Another issue of surgery of intermittent exotropia is overcorrection during early childhood. Postoperative overcorrection in a child age 4 years or below having an immature visual acuity may lead to secondary perceptual adaptation to esotropia; therefore, particular care must be taken.

In this study, the angle of deviation of 10 patients who underwent BLR before the age of 4 was 20–25 PD, with a diverse frequency of 20–70%. This may have been a consequence of different surgical motives, such as caregivers recommending early surgery after early recognition, as well as patients with frequent exotropia requiring surgery. No overcorrection was reported, with a success rate of 40% and recurrence rate of 60%. This result contradicts the study by Richard and Parks18 that reported higher frequencies of overcorrection in younger patients. Meanwhile, BLR has also been reported to have statistically lower rates of overcorrection, compared with a unilateral recess-resect procedure.8 For these reasons, authors believe that overcorrection was rare in patients younger than 4 years with recession below 6 mm. However, the major limitation of this study is its non-randomized, retrospective design.

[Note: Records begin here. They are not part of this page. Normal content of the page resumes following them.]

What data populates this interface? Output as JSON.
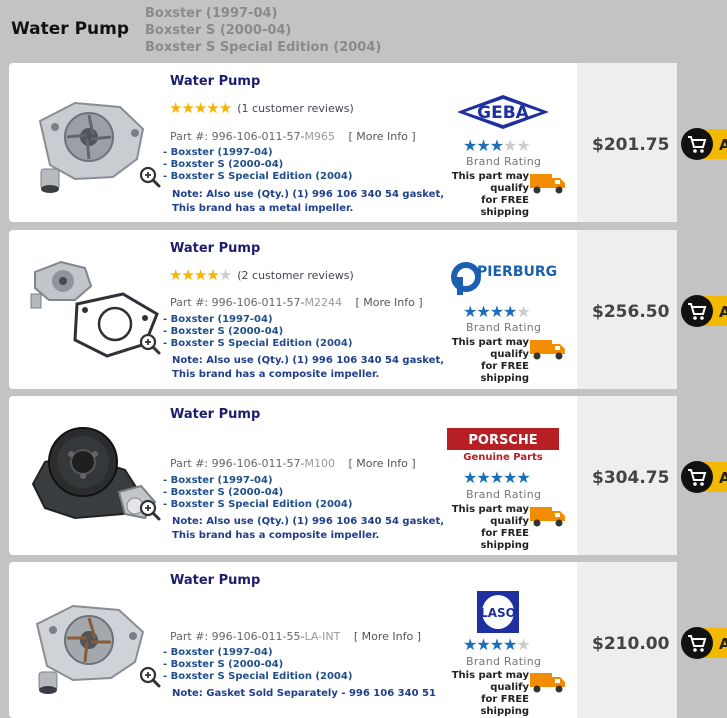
{
  "header": {
    "title": "Water Pump",
    "models": [
      "Boxster (1997-04)",
      "Boxster S (2000-04)",
      "Boxster S Special Edition (2004)"
    ]
  },
  "products": [
    {
      "title": "Water Pump",
      "review_stars": 5,
      "reviews": "(1 customer reviews)",
      "part_prefix": "Part #: 996-106-011-57-",
      "part_suffix": "M965",
      "more_info": "[ More Info ]",
      "fits": [
        "- Boxster (1997-04)",
        "- Boxster S (2000-04)",
        "- Boxster S Special Edition (2004)"
      ],
      "note": [
        "Note: Also use (Qty.) (1) 996 106 340 54 gasket,",
        "This brand has a metal impeller."
      ],
      "brand": "GEBA",
      "brand_stars": 3,
      "brand_rating_label": "Brand Rating",
      "free_ship": [
        "This part may qualify",
        "for FREE shipping"
      ],
      "price": "$201.75"
    },
    {
      "title": "Water Pump",
      "review_stars": 4,
      "reviews": "(2 customer reviews)",
      "part_prefix": "Part #: 996-106-011-57-",
      "part_suffix": "M2244",
      "more_info": "[ More Info ]",
      "fits": [
        "- Boxster (1997-04)",
        "- Boxster S (2000-04)",
        "- Boxster S Special Edition (2004)"
      ],
      "note": [
        "Note: Also use (Qty.) (1) 996 106 340 54 gasket,",
        "This brand has a composite impeller."
      ],
      "brand": "PIERBURG",
      "brand_stars": 4,
      "brand_rating_label": "Brand Rating",
      "free_ship": [
        "This part may qualify",
        "for FREE shipping"
      ],
      "price": "$256.50"
    },
    {
      "title": "Water Pump",
      "part_prefix": "Part #: 996-106-011-57-",
      "part_suffix": "M100",
      "more_info": "[ More Info ]",
      "fits": [
        "- Boxster (1997-04)",
        "- Boxster S (2000-04)",
        "- Boxster S Special Edition (2004)"
      ],
      "note": [
        "Note: Also use (Qty.) (1) 996 106 340 54 gasket,",
        "This brand has a composite impeller."
      ],
      "brand": "PORSCHE",
      "brand_sub": "Genuine Parts",
      "brand_stars": 5,
      "brand_rating_label": "Brand Rating",
      "free_ship": [
        "This part may qualify",
        "for FREE shipping"
      ],
      "price": "$304.75"
    },
    {
      "title": "Water Pump",
      "part_prefix": "Part #: 996-106-011-55-",
      "part_suffix": "LA-INT",
      "more_info": "[ More Info ]",
      "fits": [
        "- Boxster (1997-04)",
        "- Boxster S (2000-04)",
        "- Boxster S Special Edition (2004)"
      ],
      "note": [
        "Note: Gasket Sold Separately - 996 106 340 51"
      ],
      "brand": "LASO",
      "brand_stars": 4,
      "brand_rating_label": "Brand Rating",
      "free_ship": [
        "This part may qualify",
        "for FREE shipping"
      ],
      "price": "$210.00"
    }
  ],
  "colors": {
    "star_gold": "#f5b400",
    "star_blue": "#1a6fb8",
    "star_empty": "#cccccc",
    "title_navy": "#1d1d6e",
    "truck_orange": "#f28c00"
  }
}
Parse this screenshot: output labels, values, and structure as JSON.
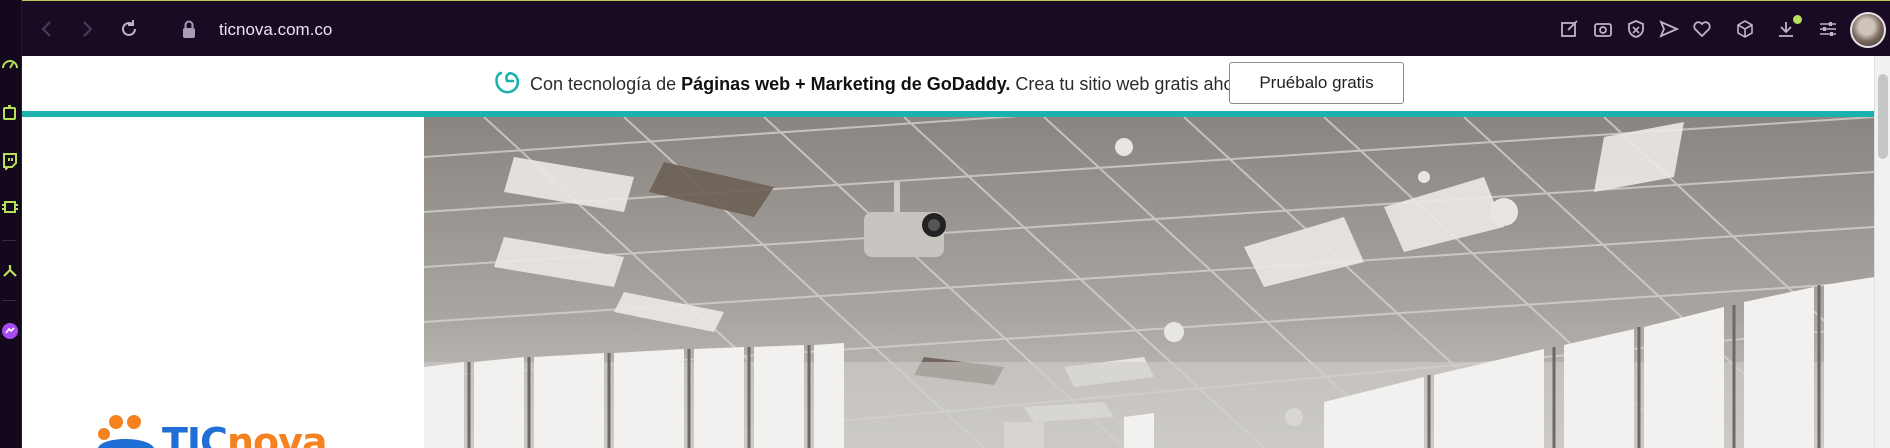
{
  "browser": {
    "url": "ticnova.com.co",
    "nav_icons": [
      "back-icon",
      "forward-icon",
      "reload-icon",
      "lock-icon"
    ],
    "right_icons": [
      "edit-icon",
      "camera-icon",
      "shield-icon",
      "send-icon",
      "heart-icon",
      "cube-icon",
      "download-icon",
      "settings-sliders-icon"
    ],
    "sidebar_icons": [
      "speedometer-icon",
      "battery-icon",
      "twitch-icon",
      "chip-icon",
      "tree-icon",
      "messenger-icon"
    ]
  },
  "banner": {
    "prefix": "Con tecnología de ",
    "bold": "Páginas web + Marketing de GoDaddy.",
    "suffix": " Crea tu sitio web gratis ahora.",
    "button": "Pruébalo gratis"
  },
  "site": {
    "logo_tic": "TIC",
    "logo_nova": "nova"
  },
  "colors": {
    "accent": "#1bb2ad",
    "browser_bg": "#1a0b24",
    "sidebar_icon": "#b6e05a"
  }
}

A second limitation is the lack of sensory test analysis.

In conclusion, our study demonstrated that recurrence of intermittent exotropia was influenced by patients’ age at surgery and angle of deviation immediately after surgery. In addition, we found that the success rate of surgery decreased over the course of follow-up. Therefore, immediate postoperative overcorrection, as well as angle of deviation at follow-up, should be measured accurately. Most important, patient age at surgery should be seriously considered in postoperative overcorrection.